It’s been a few days into the all-you-can-hear musical buffet that is South by Southwest, and I’ve managed to see some pretty great acts. I’m still waiting to be stunned and amazed, but there’s a little time left before I surely succumb to my death by second-hand smoke.
March 16 – Essential Listening:
The Apples in Stereo – “Energy”
Scissors For Lefty – “Ghetto Ways”
Honeycut – “Shadows”
Bonde do Role – “Melo do Vitiligo”
The Faint – “I disappear”
The Good the Bad and the Queen – “Herculean”
4pm
I wandered down to Habana to get a dose of snap-happy rock from The Apples in Stereo. With their feel-good tracks “Can You Feel it?” and “Energy” at the start of the set, The Apples in Stereo’s sound lies somewhere between Sister Hazel and The Flaming Lips. While the keyboardist took the stage in a silvery pseudo-space suit with cape and yellow-lensed glasses, the rest of the band seemed exceedingly normal – a bunch of middle-aged guys happily singing about the “Same Old Drag.”
5:15pm
Spiro’s hosted a special showcase of San Francisco bands – including Minipop, The Lovemakers, Audrye Sessions, Honeycut and other local faves. Scissors for Lefty opened it up outside – playing their sixth of seven gigs at South by Southwest. If the boys were spent, you wouldn’t guess it, as they piped out “Lay Down Your Weapons” and went on to “Ghetto Ways.” While The Lovemakers’ Lisa Light sucked on a cigarillo, SFL’s lead singer, Bryan Garza, oozed a merry falsetto into the CB radio attached to the microphone, and jumped into the small crowd near the front to dance with the ladies. When he unbuttoned his jeans, I feared a Jim Morrison re-enactment, and shielded my eyes at the glare of tighty-whiteys. Keep ‘em buttoned, man.
9pm
Scurrying into the back of Antone’s I joined the crowd in front of the stage for Margot And the Nuclear So and So’s.
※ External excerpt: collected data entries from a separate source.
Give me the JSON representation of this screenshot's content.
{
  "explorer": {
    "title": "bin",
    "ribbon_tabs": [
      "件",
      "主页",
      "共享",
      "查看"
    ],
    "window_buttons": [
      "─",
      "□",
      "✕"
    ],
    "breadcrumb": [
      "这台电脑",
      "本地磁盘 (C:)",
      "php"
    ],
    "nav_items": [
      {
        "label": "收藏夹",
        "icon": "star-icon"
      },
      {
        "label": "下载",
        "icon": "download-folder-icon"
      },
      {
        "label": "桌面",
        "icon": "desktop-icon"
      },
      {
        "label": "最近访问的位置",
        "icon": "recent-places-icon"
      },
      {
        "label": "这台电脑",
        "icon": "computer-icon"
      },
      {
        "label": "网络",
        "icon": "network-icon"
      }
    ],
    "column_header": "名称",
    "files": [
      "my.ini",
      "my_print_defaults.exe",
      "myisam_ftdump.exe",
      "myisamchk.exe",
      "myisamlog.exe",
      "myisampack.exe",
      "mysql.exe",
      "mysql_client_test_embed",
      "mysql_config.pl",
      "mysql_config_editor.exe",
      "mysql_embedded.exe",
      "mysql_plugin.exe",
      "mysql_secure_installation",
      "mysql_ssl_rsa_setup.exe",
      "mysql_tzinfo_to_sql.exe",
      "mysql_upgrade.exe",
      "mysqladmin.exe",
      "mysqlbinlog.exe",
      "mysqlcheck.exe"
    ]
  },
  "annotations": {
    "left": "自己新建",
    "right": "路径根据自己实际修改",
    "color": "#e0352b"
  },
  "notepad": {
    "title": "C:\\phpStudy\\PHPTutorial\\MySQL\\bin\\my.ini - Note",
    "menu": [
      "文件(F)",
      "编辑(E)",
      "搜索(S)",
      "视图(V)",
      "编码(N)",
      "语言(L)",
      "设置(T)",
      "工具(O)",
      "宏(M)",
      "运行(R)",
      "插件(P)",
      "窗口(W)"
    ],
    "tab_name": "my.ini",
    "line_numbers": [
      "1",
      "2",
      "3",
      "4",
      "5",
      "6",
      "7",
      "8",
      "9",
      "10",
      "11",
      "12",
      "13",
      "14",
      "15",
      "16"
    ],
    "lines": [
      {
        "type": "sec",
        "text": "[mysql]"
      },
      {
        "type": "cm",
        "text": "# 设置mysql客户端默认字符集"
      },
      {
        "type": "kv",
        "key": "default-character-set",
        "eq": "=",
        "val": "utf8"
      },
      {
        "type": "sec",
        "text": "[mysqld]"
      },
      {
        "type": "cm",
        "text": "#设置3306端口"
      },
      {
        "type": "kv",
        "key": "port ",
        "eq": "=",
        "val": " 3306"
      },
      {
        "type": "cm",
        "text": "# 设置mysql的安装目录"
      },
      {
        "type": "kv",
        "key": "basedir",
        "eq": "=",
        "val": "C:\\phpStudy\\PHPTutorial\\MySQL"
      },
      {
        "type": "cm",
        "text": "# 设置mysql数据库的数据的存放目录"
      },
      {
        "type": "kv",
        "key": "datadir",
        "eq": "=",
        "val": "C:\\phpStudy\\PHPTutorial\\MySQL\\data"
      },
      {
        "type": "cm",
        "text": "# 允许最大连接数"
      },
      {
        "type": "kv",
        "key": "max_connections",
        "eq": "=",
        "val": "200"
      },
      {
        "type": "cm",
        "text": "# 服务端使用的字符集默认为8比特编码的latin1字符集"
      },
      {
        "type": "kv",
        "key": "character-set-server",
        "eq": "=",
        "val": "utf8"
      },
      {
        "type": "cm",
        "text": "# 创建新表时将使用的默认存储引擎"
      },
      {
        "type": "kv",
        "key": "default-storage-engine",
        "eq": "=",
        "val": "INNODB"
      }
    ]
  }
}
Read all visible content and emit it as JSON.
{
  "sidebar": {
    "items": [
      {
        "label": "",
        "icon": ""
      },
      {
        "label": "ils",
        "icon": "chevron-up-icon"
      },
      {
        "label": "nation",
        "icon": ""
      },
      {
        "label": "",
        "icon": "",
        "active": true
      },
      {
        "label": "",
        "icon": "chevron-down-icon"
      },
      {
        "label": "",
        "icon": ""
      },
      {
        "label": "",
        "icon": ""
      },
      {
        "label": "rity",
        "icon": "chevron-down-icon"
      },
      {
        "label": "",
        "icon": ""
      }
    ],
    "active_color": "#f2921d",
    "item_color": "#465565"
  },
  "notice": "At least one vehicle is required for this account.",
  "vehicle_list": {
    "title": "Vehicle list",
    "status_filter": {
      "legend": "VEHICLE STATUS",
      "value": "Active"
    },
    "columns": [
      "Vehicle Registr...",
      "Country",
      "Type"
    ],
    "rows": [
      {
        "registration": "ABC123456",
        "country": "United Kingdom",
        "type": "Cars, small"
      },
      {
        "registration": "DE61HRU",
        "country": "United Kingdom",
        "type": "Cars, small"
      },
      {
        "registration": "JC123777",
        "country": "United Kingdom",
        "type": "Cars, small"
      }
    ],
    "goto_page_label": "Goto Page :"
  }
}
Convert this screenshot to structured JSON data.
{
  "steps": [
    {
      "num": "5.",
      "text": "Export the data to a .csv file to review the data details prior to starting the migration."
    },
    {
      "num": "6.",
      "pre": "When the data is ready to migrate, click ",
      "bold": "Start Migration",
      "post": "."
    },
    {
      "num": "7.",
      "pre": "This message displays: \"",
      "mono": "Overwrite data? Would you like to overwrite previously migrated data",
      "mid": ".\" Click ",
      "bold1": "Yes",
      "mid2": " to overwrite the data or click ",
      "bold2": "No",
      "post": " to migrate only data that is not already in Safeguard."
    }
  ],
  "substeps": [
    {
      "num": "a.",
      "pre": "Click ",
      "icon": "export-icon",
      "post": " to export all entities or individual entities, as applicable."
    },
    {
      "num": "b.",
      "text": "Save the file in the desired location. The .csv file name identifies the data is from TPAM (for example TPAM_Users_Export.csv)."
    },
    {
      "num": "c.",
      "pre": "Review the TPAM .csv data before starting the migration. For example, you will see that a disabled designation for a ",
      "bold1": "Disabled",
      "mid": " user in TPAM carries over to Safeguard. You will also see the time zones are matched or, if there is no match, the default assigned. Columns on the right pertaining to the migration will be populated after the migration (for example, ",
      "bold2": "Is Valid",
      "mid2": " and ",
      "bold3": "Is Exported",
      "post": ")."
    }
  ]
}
They played a few new tunes, all working in their sound of mellow non-diagnosed depression, and then onto “Paper Kitten Nightmare” and (my fave) “Skeleton Key” from “The Dust of Retreat.”
10pm
When I heard that Sufjan Stevens’s collaborator My Brightest Diamond was performing, I was intrigued enough to lend an ear, and what I got was the pure vocal prowess of Shara Worden. While she surely can’t be more than five feet tall, her voice is huge, best evidenced when she covered Roy Orbison’s “It’s Over” toward the end of the set.
10:50pm
There was a line around Beauty Bar extending up past the next venue, as concert-goers turned out to catch Brazilian sensation Bonde do Role, and avert-your-eyes topless rap divas Yo Majesty. Go figure.
11:10pm
Licensing, schmicensing. Sao Paulo group Bonde do Role mix Portuguese rap over often-recognizable tracks like AC/DC’s “You Shook Me All Night Long” and selections from the “Grease” soundtrack with such flair that it’s a wonder ASCAP doesn’t just waive the normal constraints. Like the better-known CSS, Bonde do Role gives an edgy sound to highly danceable tracks, best exemplified on “Marina Gasolina.”
12:10pm
Squeezing into the Eternal just before The Faint took the stage, the venue was hot and about to get hotter, as groovy kids and older groovy kids danced to “Call Call” and “I Disappear.” The show was good and energetic – the right mix of psychedelic imagery in moving lights and pictures and reflective synth beats. And seriously, only a handful of men can get away with wearing eye liner after age 25 – David Bowie, the dudes from Depeche Mode, and Todd Fink from The Faint.